The duplication issue within the Drebin dataset

Paul Irolla, Alexandre Dey

J. Computer Virology and Hacking Techniques(2018)

The Drebin dataset (in: NDSS, 2014 ) is the most supplied academic dataset of Android malware. Therefore it is the most used dataset in research papers on Android malware detection. The research community is using it for evaluation and comparison of their algorithms. We discovered that 49.35% of samples in this dataset has at least one other sample that is a repackaged version containing exactly the same sequence of opcode. The only differences between the original malware and the duplicated ones, in all cases, are the resources embedded and some strings in the code. For assessing the performance of malware detectors or classifiers, a part of the dataset is used for this purpose.
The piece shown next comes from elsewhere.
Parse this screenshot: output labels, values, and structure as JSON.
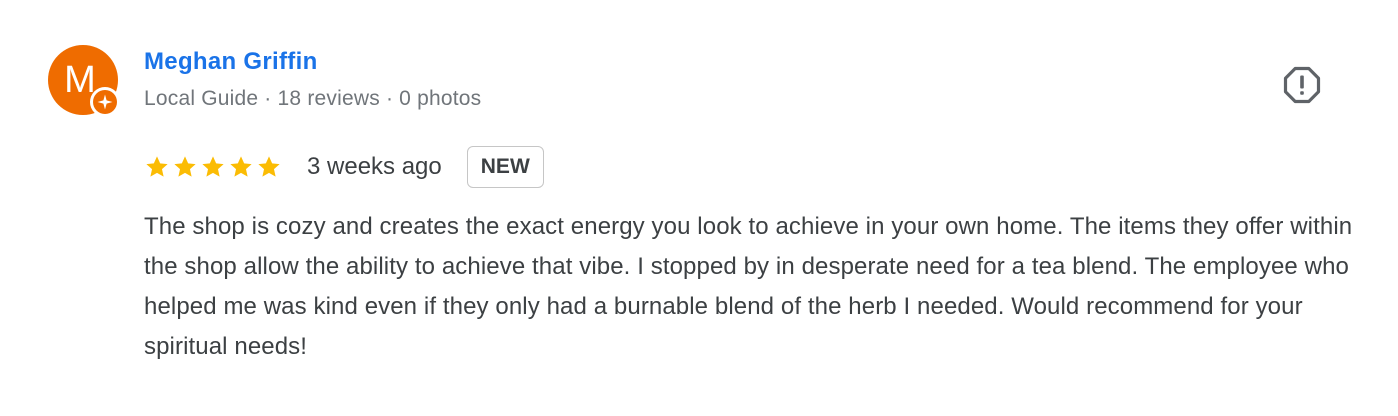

So a major part of the testing set end up beeing the same samples that have been used in the training set. This situation can lead us, the research community, to overrate the performance of algorithms we are designing. In the worst case, it leads us to wrong conclusions and wrong directions for future research. Then we conduct an experiment where we test several classification algorithms on the Drebin dataset with and without the duplicates. Our results show that depending on the classifier the full dataset can lead from moderately (124%) to strongly (172%) underrated inaccuracy , and the order of performance of the algorithms is modified. Finally we provide the list of unique malware samples from the Drebin dataset , available on Github .
Android, Malware detection, Machine learning, Dataset